Hon Hai Precision Industry Co (鴻海精密), the world’s largest contract electronics maker, will remain one of the top stocks for investors among Taiwan’s high-tech manufacturers, thanks to its strong sales momentum, Barclays Capital said yesterday.
After record-high October and November unconsolidated monthly sales, Hon Hai reported another high of NT$316.94 billion (US$10.61 billion) last month, its third consecutive record high, up 30 percent from a year earlier and an increase of 3.2 percent from the previous month.
“As PC demand remained soft, we believe the upside was mostly from strong iPhone shipments,” Kirk Yang (楊應超), head of Asia ex-Japan tech hardware research based at Barclays Bank in Hong Kong, said in a report to clients.
“Our forecast is unchanged at 34 million to 35 million units for the fourth quarter of last year. For iPads, we maintain our shipment forecast of 14 million units made in the fourth quarter of last year,” Yang added.
This year, Barclays Capital continues to see strong product shipments of Apple Inc from Hon Hai. It has predicted shipments of 29 million to 30 million iPhone units in the first quarter of the year, given that the iPhone will go on sale in China this week.
For iPads, the investment bank expects the next version to be released late next month or in early March, and it is looking at 9 million to 10 million units shipped in the first quarter.

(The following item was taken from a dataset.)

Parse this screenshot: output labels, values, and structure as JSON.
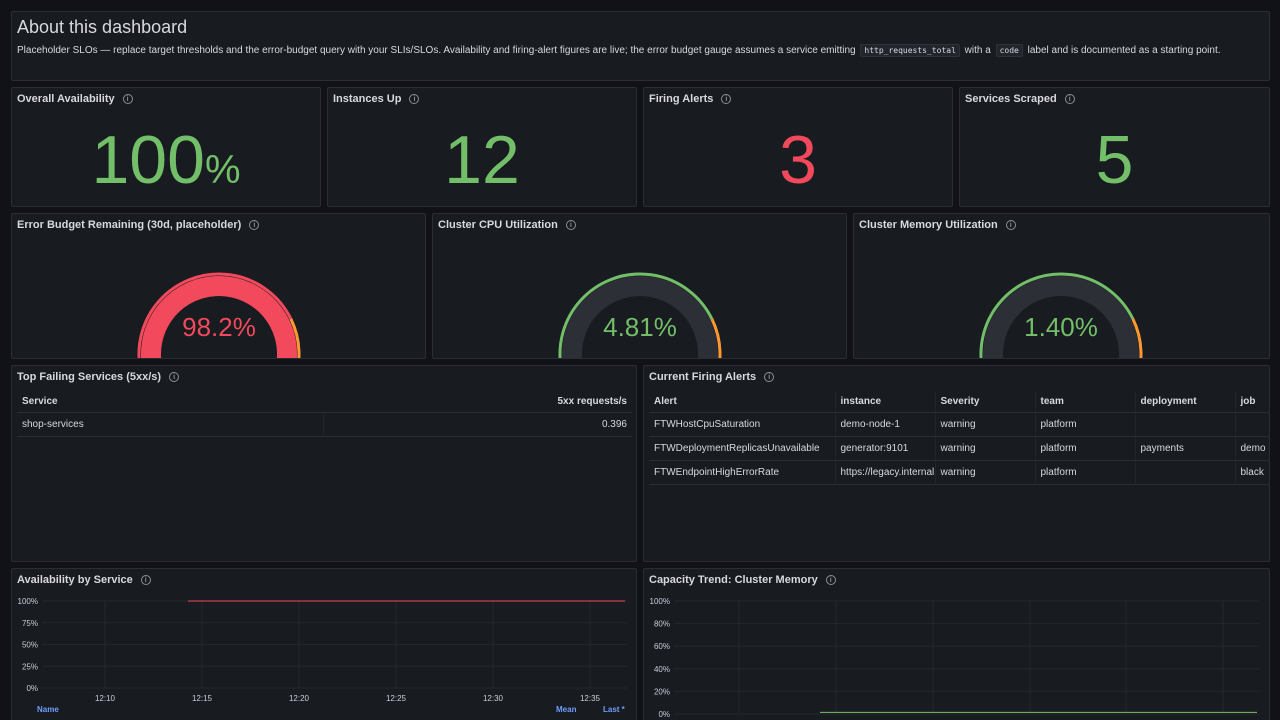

Meanwhile, Microsoft Corp, the world’s largest software maker, said industrywide PC sales would probably be lower than analysts projected in the fourth quarter because flooding in Thailand hurt supply.

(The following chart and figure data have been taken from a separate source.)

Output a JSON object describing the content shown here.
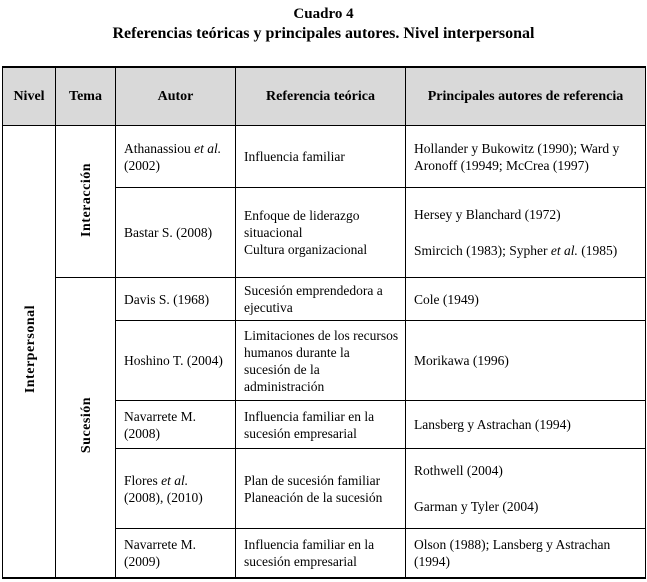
{
  "page": {
    "caption_number": "Cuadro 4",
    "caption_title": "Referencias teóricas y principales autores. Nivel interpersonal"
  },
  "colors": {
    "header_bg": "#d9d9d9",
    "border": "#000000"
  },
  "table": {
    "headers": [
      "Nivel",
      "Tema",
      "Autor",
      "Referencia teórica",
      "Principales autores de referencia"
    ],
    "nivel_label": "Interpersonal",
    "tema_groups": [
      {
        "label": "Interacción",
        "row_count": 2
      },
      {
        "label": "Sucesión",
        "row_count": 5
      }
    ],
    "rows": [
      {
        "autor": [
          {
            "t": "Athanassiou ",
            "i": false
          },
          {
            "t": "et al.",
            "i": true
          },
          {
            "t": " (2002)",
            "i": false
          }
        ],
        "referencia": [
          {
            "parts": [
              {
                "t": "Influencia familiar",
                "i": false
              }
            ]
          }
        ],
        "autores": [
          {
            "parts": [
              {
                "t": "Hollander y Bukowitz (1990); Ward y Aronoff (19949; McCrea (1997)",
                "i": false
              }
            ]
          }
        ]
      },
      {
        "autor": [
          {
            "t": "Bastar S. (2008)",
            "i": false
          }
        ],
        "referencia": [
          {
            "parts": [
              {
                "t": "Enfoque de liderazgo situacional",
                "i": false
              }
            ]
          },
          {
            "parts": [
              {
                "t": "Cultura organizacional",
                "i": false
              }
            ]
          }
        ],
        "autores": [
          {
            "parts": [
              {
                "t": "Hersey y Blanchard (1972)",
                "i": false
              }
            ]
          },
          {
            "gap": true,
            "parts": [
              {
                "t": "Smircich (1983); Sypher ",
                "i": false
              },
              {
                "t": "et al.",
                "i": true
              },
              {
                "t": " (1985)",
                "i": false
              }
            ]
          }
        ]
      },
      {
        "autor": [
          {
            "t": "Davis S. (1968)",
            "i": false
          }
        ],
        "referencia": [
          {
            "parts": [
              {
                "t": "Sucesión emprendedora a ejecutiva",
                "i": false
              }
            ]
          }
        ],
        "autores": [
          {
            "parts": [
              {
                "t": "Cole (1949)",
                "i": false
              }
            ]
          }
        ]
      },
      {
        "autor": [
          {
            "t": "Hoshino T. (2004)",
            "i": false
          }
        ],
        "referencia": [
          {
            "parts": [
              {
                "t": "Limitaciones de los recursos humanos durante la sucesión de la administración",
                "i": false
              }
            ]
          }
        ],
        "autores": [
          {
            "parts": [
              {
                "t": "Morikawa (1996)",
                "i": false
              }
            ]
          }
        ]
      },
      {
        "autor": [
          {
            "t": "Navarrete M. (2008)",
            "i": false
          }
        ],
        "referencia": [
          {
            "parts": [
              {
                "t": "Influencia familiar en la sucesión empresarial",
                "i": false
              }
            ]
          }
        ],
        "autores": [
          {
            "parts": [
              {
                "t": "Lansberg y Astrachan (1994)",
                "i": false
              }
            ]
          }
        ]
      },
      {
        "autor": [
          {
            "t": "Flores ",
            "i": false
          },
          {
            "t": "et al.",
            "i": true
          },
          {
            "t": " (2008), (2010)",
            "i": false
          }
        ],
        "referencia": [
          {
            "parts": [
              {
                "t": "Plan de sucesión familiar",
                "i": false
              }
            ]
          },
          {
            "parts": [
              {
                "t": "Planeación de la sucesión",
                "i": false
              }
            ]
          }
        ],
        "autores": [
          {
            "parts": [
              {
                "t": "Rothwell (2004)",
                "i": false
              }
            ]
          },
          {
            "gap": true,
            "parts": [
              {
                "t": "Garman y Tyler (2004)",
                "i": false
              }
            ]
          }
        ]
      },
      {
        "autor": [
          {
            "t": "Navarrete M. (2009)",
            "i": false
          }
        ],
        "referencia": [
          {
            "parts": [
              {
                "t": "Influencia familiar en la sucesión empresarial",
                "i": false
              }
            ]
          }
        ],
        "autores": [
          {
            "parts": [
              {
                "t": "Olson (1988); Lansberg y Astrachan (1994)",
                "i": false
              }
            ]
          }
        ]
      }
    ]
  }
}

Analysts have estimated that total PC shipments fell about 1 percent in the period, Tami Reller, chief financial officer of Microsoft’s Windows unit, said at an investment conference on Tuesday. The actual number is probably lower, she said.

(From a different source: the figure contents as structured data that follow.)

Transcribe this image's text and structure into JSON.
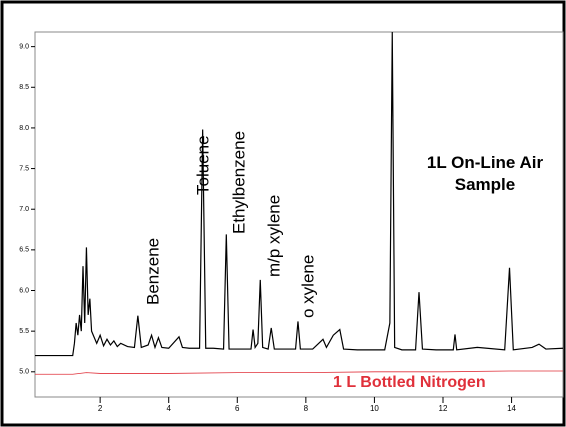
{
  "chart_data": {
    "type": "line",
    "xlim": [
      0.1,
      15.5
    ],
    "ylim": [
      4.69,
      9.18
    ],
    "xticks": [
      2,
      4,
      6,
      8,
      10,
      12,
      14
    ],
    "yticks": [
      {
        "value": 5,
        "label": "5.0"
      },
      5.5,
      {
        "value": 6,
        "label": "6.0"
      },
      6.5,
      {
        "value": 7,
        "label": "7.0"
      },
      7.5,
      {
        "value": 8,
        "label": "8.0"
      },
      8.5,
      {
        "value": 9,
        "label": "9.0"
      }
    ],
    "series": [
      {
        "name": "1L On-Line Air Sample",
        "color": "#000000",
        "x": [
          0.1,
          1.2,
          1.25,
          1.3,
          1.35,
          1.4,
          1.45,
          1.5,
          1.55,
          1.6,
          1.65,
          1.7,
          1.75,
          1.8,
          1.9,
          2.0,
          2.1,
          2.2,
          2.3,
          2.4,
          2.5,
          2.6,
          2.8,
          3.0,
          3.1,
          3.2,
          3.4,
          3.5,
          3.6,
          3.7,
          3.8,
          4.0,
          4.3,
          4.4,
          4.6,
          4.9,
          4.99,
          5.08,
          5.3,
          5.6,
          5.68,
          5.76,
          6.0,
          6.4,
          6.46,
          6.52,
          6.6,
          6.67,
          6.74,
          6.9,
          6.99,
          7.08,
          7.4,
          7.7,
          7.77,
          7.84,
          8.2,
          8.5,
          8.6,
          8.8,
          8.99,
          9.1,
          9.5,
          9.8,
          10.3,
          10.45,
          10.52,
          10.59,
          10.8,
          11.2,
          11.3,
          11.4,
          11.8,
          12.3,
          12.35,
          12.4,
          13.0,
          13.8,
          13.94,
          14.05,
          14.6,
          14.8,
          15.0,
          15.5
        ],
        "values": [
          5.2,
          5.2,
          5.35,
          5.6,
          5.45,
          5.7,
          5.5,
          6.3,
          5.6,
          6.53,
          5.7,
          5.9,
          5.5,
          5.45,
          5.35,
          5.45,
          5.32,
          5.4,
          5.33,
          5.38,
          5.31,
          5.35,
          5.31,
          5.3,
          5.69,
          5.3,
          5.33,
          5.45,
          5.3,
          5.42,
          5.3,
          5.29,
          5.43,
          5.3,
          5.29,
          5.29,
          7.98,
          5.29,
          5.29,
          5.28,
          6.69,
          5.28,
          5.28,
          5.28,
          5.52,
          5.3,
          5.35,
          6.13,
          5.3,
          5.28,
          5.54,
          5.28,
          5.28,
          5.28,
          5.62,
          5.28,
          5.28,
          5.4,
          5.3,
          5.45,
          5.52,
          5.28,
          5.27,
          5.27,
          5.27,
          5.6,
          9.18,
          5.3,
          5.27,
          5.27,
          5.98,
          5.28,
          5.27,
          5.27,
          5.46,
          5.27,
          5.3,
          5.27,
          6.28,
          5.27,
          5.3,
          5.34,
          5.28,
          5.29
        ]
      },
      {
        "name": "1 L Bottled Nitrogen",
        "color": "#e0303a",
        "x": [
          0.1,
          1.2,
          1.6,
          2.0,
          4.0,
          6.0,
          8.0,
          10.0,
          12.0,
          14.0,
          15.5
        ],
        "values": [
          4.97,
          4.97,
          4.99,
          4.98,
          4.98,
          4.99,
          4.99,
          5.0,
          5.0,
          5.01,
          5.01
        ]
      }
    ],
    "annotations": [
      {
        "text": "Benzene"
      },
      {
        "text": "Toluene"
      },
      {
        "text": "Ethylbenzene"
      },
      {
        "text": "m/p xylene"
      },
      {
        "text": "o xylene"
      }
    ]
  }
}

Bill Koefoed, Microsoft’s general manager of investor relations, echoed those remarks at a separate event in Las Vegas.
“As the numbers come out, you’ll likely see that number decline further as the impact has been felt faster than people had anticipated,” Koefoed said at a JPMorgan Chase & Co conference.
Reller told the audience at a Nomura Holdings Inc event that there could potentially be more downward adjustments.
Both conferences were held in Las Vegas, where the Consumer Electronics Show is under way.
Last year’s flooding in Thailand, which knocked disk-drive factories off line, took a toll on a PC market that was already suffering from competition with smartphones and the iPad.
PC shipments rose 3.6 percent in the third quarter, according to market researcher IDC, less than the 4.5 percent growth the firm had predicted.